The pieces of Noel that I didn’t like (let’s face it, he had some pretty crass punchlines) I simply ignored because I knew the whole of him was inherently good and kind. And when he died, I remembered the time he got me drunk on goldschlager (“No, seriously, it’s real gold!”). I thought about how much he loved animals and the high-pitched voice he made when he spoke to them. I remembered his love of the Tennessee Vols and that ratty old hat. I howled with laughter thinking about his wild and loud shirts, sometimes Hawaiian and sometimes geographically untraceable. His political affiliations might have been completely opposite mine when he died, I don’t know. And as I processed his death, it never occurred to me to think about them. Instead, I thought about him. The whole Noel.
For some reason I was born knowing that everything is temporary in a far more conscious way than a lot of people think about. Or maybe it’s because my dad died when I was young that I’ve never placed much stock in my current situation because honestly, it is always bound to change. That horrible phase when my son did nothing but cry from the hours of 6 PM until 9 PM. That was temporary. The ache that came from my divorce and splitting up all of our things and creating a schedule for my son who was now a child of divorced parents. That was temporary. Getting a tattoo for the hell of it. That was permanent, but only because my life is temporary. None of us gets to stay and none of it lasts. And it’s rare (I hope) that when we leave this life our loved ones sigh and whisper, “He was a good man…for a liberal.”

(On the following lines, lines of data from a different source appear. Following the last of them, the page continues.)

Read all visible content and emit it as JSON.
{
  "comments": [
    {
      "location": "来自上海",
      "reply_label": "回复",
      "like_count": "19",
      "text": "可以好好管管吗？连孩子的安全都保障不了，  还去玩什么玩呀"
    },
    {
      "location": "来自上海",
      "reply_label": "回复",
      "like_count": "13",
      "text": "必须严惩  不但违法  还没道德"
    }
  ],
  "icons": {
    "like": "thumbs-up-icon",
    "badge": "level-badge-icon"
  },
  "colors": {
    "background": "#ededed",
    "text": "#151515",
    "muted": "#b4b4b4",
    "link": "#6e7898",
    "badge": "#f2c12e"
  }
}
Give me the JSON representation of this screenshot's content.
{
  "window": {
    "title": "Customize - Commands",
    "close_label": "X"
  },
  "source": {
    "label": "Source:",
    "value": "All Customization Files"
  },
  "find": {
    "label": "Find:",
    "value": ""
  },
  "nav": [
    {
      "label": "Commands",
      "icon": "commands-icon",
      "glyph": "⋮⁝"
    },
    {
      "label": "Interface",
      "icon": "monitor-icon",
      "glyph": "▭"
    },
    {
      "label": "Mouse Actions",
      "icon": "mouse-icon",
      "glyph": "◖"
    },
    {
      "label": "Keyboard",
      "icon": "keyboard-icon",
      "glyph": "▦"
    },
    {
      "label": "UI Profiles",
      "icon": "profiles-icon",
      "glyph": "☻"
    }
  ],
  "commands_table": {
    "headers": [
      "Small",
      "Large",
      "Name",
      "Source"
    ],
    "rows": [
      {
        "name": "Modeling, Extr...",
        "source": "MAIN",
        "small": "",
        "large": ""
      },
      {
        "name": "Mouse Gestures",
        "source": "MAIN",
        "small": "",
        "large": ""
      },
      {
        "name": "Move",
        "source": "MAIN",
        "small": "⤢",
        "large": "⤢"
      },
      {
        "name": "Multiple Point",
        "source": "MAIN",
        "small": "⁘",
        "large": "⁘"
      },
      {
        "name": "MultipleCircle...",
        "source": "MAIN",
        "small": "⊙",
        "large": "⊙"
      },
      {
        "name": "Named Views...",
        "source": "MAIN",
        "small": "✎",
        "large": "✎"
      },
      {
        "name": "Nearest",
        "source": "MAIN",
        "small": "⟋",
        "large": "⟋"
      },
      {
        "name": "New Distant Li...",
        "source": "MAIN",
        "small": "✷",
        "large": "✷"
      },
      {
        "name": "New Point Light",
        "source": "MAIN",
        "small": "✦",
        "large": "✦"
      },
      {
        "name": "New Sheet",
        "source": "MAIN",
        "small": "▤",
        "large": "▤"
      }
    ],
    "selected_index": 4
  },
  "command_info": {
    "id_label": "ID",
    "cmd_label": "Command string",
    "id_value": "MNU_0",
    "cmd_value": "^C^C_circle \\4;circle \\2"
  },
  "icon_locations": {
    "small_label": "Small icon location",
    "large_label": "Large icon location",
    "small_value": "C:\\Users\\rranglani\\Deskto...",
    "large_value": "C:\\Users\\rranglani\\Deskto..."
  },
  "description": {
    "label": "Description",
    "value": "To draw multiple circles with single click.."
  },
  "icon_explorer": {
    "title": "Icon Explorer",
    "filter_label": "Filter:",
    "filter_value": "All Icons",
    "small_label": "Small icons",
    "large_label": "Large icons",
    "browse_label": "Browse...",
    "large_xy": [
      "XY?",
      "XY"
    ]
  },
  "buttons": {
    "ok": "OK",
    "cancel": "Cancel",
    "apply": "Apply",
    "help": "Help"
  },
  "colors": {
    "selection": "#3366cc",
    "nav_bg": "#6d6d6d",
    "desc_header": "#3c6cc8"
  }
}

Every year, Noel teaches me something on the anniversary of his death. This year he has taught me that with everything being temporary, your political affiliations don’t matter to me. Your opinions on controversial topics won’t change my opinion of you if at your core you are good and kind. I choose to remember that the parts we disagree on are just facts, like your college football team of choice and my constant need to know there’s a blanket somewhere nearby. Because when you travel to heaven as Noel did, I will remember the parts of you I loved, and so why not remember them now, too?